@staticfloat and I are already working on this. The rough plan is still what was outlined in the original Pkg protocol issue. Diffs between the registry tarball that the user has and the one that they’re downloading will be computed with the BSDiff package, which has the ability — absent from the similarly named command-line tool — to generate an index (it’s a suffix array, to be technical about it) for each old file that speeds up generation of diffs for different new files. Generating an index for a registry tarball takes several seconds but once you have an index for the old version, generating a diff with any given new registry tarball takes about half a second. We will cache both index files and pairwise diffs, on the premise that both will have good temporal cache locality: if one person is upgrading from a given registry version, chances are many people will be upgrading from that same registry version; if one person upgrades from registry version A to B, chances are other people will need the same diff.
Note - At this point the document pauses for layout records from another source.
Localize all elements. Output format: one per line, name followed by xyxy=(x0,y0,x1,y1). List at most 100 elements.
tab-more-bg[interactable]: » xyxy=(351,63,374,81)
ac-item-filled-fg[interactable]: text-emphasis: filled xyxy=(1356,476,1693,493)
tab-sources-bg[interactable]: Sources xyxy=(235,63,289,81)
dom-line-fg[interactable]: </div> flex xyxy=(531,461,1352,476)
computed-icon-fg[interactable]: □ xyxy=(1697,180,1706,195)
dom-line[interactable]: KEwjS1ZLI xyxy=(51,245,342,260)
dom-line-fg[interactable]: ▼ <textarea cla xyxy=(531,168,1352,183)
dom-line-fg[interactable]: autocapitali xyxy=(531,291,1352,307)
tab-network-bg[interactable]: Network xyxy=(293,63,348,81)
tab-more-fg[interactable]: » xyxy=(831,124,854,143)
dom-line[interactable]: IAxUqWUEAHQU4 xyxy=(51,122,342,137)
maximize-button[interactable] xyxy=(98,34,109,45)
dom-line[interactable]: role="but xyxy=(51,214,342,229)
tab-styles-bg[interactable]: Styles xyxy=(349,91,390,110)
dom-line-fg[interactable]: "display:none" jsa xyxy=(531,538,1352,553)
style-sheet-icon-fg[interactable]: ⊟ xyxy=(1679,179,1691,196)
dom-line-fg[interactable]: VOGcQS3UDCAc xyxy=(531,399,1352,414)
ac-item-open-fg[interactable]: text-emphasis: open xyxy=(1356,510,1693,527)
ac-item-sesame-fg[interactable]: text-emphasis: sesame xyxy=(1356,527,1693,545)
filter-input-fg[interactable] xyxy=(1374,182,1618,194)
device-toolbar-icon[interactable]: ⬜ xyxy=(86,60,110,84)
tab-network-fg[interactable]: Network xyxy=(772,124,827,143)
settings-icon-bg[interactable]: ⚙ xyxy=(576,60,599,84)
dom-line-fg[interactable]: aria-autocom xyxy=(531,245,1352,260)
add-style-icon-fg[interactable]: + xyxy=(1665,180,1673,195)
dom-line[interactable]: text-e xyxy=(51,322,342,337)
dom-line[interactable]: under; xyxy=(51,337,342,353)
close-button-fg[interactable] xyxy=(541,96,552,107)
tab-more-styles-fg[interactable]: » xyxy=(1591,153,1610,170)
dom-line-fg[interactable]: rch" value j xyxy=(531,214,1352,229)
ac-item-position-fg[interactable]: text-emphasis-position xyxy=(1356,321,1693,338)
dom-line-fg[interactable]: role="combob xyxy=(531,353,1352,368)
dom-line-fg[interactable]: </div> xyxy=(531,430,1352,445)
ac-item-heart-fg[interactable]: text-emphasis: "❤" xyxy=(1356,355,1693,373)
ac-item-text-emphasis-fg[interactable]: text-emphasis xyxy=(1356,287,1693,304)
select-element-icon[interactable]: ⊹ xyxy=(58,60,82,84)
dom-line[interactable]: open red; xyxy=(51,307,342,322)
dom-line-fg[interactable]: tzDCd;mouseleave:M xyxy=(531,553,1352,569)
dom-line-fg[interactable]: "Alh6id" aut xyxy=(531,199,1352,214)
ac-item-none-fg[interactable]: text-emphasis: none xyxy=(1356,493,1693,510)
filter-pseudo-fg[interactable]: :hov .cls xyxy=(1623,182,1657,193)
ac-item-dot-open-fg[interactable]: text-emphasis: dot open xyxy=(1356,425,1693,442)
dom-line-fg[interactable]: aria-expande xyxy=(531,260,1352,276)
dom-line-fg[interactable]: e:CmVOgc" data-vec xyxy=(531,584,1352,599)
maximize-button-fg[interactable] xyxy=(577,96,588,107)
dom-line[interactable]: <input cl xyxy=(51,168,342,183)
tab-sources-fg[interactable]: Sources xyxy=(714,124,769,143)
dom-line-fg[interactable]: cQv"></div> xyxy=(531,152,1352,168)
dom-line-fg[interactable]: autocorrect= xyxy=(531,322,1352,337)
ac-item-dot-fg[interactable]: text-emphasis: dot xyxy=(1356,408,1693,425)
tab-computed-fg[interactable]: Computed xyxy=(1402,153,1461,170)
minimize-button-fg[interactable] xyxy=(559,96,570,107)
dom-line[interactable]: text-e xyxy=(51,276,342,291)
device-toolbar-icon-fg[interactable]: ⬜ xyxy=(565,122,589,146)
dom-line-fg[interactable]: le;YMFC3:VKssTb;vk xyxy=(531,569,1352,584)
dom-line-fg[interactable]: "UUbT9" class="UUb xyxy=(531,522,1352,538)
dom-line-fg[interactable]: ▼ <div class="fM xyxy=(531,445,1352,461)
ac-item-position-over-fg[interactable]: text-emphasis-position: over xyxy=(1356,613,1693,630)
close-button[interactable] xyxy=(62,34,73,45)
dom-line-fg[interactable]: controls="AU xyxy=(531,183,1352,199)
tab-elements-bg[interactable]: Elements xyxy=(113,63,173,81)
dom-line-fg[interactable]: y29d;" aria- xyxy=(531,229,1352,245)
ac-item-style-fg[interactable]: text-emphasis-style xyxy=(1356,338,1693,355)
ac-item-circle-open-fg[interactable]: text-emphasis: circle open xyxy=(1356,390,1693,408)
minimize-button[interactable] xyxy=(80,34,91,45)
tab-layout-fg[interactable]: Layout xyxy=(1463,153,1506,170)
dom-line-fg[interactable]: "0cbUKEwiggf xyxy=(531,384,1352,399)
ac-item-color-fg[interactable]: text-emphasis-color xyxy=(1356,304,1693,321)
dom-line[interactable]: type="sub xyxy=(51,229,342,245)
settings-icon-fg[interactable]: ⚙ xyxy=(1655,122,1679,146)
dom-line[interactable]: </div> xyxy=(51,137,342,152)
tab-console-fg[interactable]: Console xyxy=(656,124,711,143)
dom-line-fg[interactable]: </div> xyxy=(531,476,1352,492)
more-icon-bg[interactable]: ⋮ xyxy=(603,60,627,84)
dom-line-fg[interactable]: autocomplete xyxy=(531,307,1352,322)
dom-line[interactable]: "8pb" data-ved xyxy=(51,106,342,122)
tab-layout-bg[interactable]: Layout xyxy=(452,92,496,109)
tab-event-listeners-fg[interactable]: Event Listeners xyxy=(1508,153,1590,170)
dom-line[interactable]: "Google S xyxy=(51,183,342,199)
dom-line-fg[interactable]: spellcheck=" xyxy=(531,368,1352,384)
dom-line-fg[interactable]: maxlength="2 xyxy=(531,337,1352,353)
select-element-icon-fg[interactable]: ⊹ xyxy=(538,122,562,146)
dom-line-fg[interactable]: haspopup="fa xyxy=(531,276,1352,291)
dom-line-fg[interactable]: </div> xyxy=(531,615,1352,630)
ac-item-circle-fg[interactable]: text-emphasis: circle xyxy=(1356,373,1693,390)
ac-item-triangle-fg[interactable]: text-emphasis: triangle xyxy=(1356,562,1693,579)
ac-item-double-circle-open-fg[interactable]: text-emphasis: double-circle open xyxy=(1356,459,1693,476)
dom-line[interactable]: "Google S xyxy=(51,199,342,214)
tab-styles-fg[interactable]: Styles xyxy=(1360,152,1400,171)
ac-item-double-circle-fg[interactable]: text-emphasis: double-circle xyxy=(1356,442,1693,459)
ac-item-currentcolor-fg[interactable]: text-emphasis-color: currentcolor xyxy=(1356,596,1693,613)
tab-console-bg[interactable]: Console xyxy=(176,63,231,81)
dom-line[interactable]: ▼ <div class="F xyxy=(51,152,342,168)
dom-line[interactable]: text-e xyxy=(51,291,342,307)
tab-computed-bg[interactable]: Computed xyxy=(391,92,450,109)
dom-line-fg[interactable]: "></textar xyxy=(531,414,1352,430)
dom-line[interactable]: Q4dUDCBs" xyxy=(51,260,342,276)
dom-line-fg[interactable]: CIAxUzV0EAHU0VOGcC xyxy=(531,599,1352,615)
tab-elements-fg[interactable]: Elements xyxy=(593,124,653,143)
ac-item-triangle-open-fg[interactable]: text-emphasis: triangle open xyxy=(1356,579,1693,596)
Serving a cache hit for an exact registry diff will be basically instantaneous and the diffs are very compact.
There are lots of tricky details, but it has pretty much all been worked out at this point. For example, you want to minimize diffs by using a stable, consistent tarball format that orders content consistently and doesn’t capture a lot of irrelevant details that change arbitrarily, like timestamps, user/group IDs, detailed permissions beyond what git cares about. That’s one of the reasons I created the Tar package, which is now a stdlib and is used to generate standardized tarballs that are served by Pkg servers — it does all of that by design and more: if two trees have the same git tree hash, then if you generate tarballs for them, those tarballs will be the same. This actually isn’t necessary for diffing registry tarballs that we don’t extract, but becomes important if we’re going to be able to use diffs for things that we do extract, like packages and artifacts. (Because you need to be able to reconstruct the old tarball in order to apply a patch to it.)
The diffs created this way are quite tiny, so they should massively help in situations where someone is on a slow connection. With that change I highly doubt that it will be necessary to throttle registry updates (they’re already throttled to once per Julia session). We could potentially still add a “no more often than X minutes” limit on updates if someone cares to implement that.